Human nature in philosophy
Human nature is studied through its unique characteristics like the way humans think, feel and act in different situations and the subjects of sociology, psychology, and sociobiology study these patterns of behavior. However, human nature has also been the subject of philosophy for centuries. Let us take a look at statements made by such philosophers who have found a link with animal nature and humans in the ‘state of nature, (Lamb, 214) which refers to the condition of man before he is imposed upon by society. According to John Locke, human beings were not sinful or corrupt since their creation. Their behavior and needs change according to their social and biological environment.
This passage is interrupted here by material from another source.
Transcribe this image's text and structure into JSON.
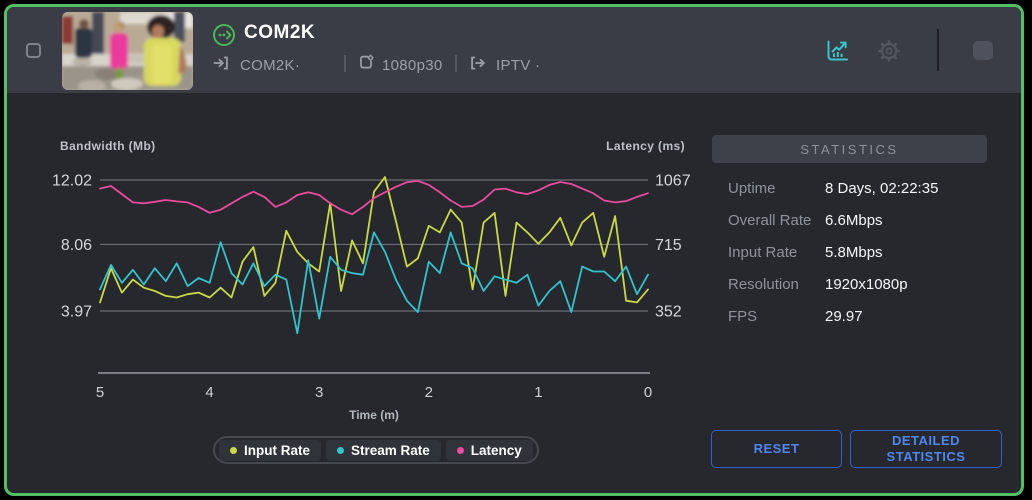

However, Thomas Hobbes thought that the animal instinct prevalent in human nature makes them “solitary, poor, nasty, brutish and short” (Lamb, 202). Rousseau agreed with this, terming man ‘The Noble Savage’ who could become animal-like, cruel and violent in the race for survival. The philosopher, Bertrand Russell explained that the sinful nature of human beings is born from the ancestry of beasts of prey. just as animals must kill and hunt for their food and try all kinds of trickery to survive among other stronger species, so also human beings have the gut instinct to fight, snatch and win to survive. Catholic Christianity terms these animal instincts as ‘the Seven Sins’. Aristotle has famously dubbed man a ‘political animal’, a ‘conjugal animal’ and a ‘mimetic animal’ (Lamb, 231).
Animal behavior
All the above assumptions are based on the common fact that animals are fundamentally unreasonable, wild and instinctually violent. However, if we look at Annie Dillard’s work, ‘Living like a Weasel’, we might find that animal existence is considered purer and more intense than human beings, who get deflected by their reason and their social pressures. Annie Dillard has minutely observed a weasel’s habits and especially, its hunting and survival patterns. She describes how the weasel is content to be buried in its holes in the ground, coming up only when it gets the scent of a mouse. Annie Dillard writes, “We could, you know. We can live any way we want. People take vows of poverty, chastity, and obedience–even of silence–by choice. The thing is to stalk your calling in a certain skilled and supple way, to locate the tenderest and live spot and plug into that pulse. This is yielding, not fighting. A weasel doesn’t “attack” anything; a weasel lives as he’s meant to, yielding at every moment to the perfect freedom of single necessity” (Dillard, 1). Thus, it is obvious that there is a certain method about the effective approach of an animal. The survival depends on the success of this approach or process. Any failure of design or fault in the process would lead to extinction for the animal. An animal, like a human, must be reasonable to live.
Conclusion
The thing that most amazes her is the concentration, the diligence, and the intensity that the weasel puts into its hunting process. Annie Dillard recounts a strange encounter by a pond where she was resting at sunset and suddenly, a weasel came out of its burrow and locked eyes with her for a few moments, which grew to be a revelatory and hypnotic experience as the author felt herself ‘becoming’ the weasel for an instant. It was then that she realized that human beings have lost their good animal instincts and the simple and intense way to live. Man is so busy with so many things that the most important aspects of survival lose focus, causing human beings unhappiness and depression. We must live for our goals and be content with attaining the basics for survival. Human beings spend too much time in behavioral antics and thinking about morality which does not figure with animals, making them freer and helping them ‘live’ with vigor.
Works Cited
Dillard, Annie. Living Like Weasels. Seftman. 2001. sheftman.com. Web.
Lamb, Richard. The Class of Human Civilization. Auckland: LBT Pub. Ltd, 2001.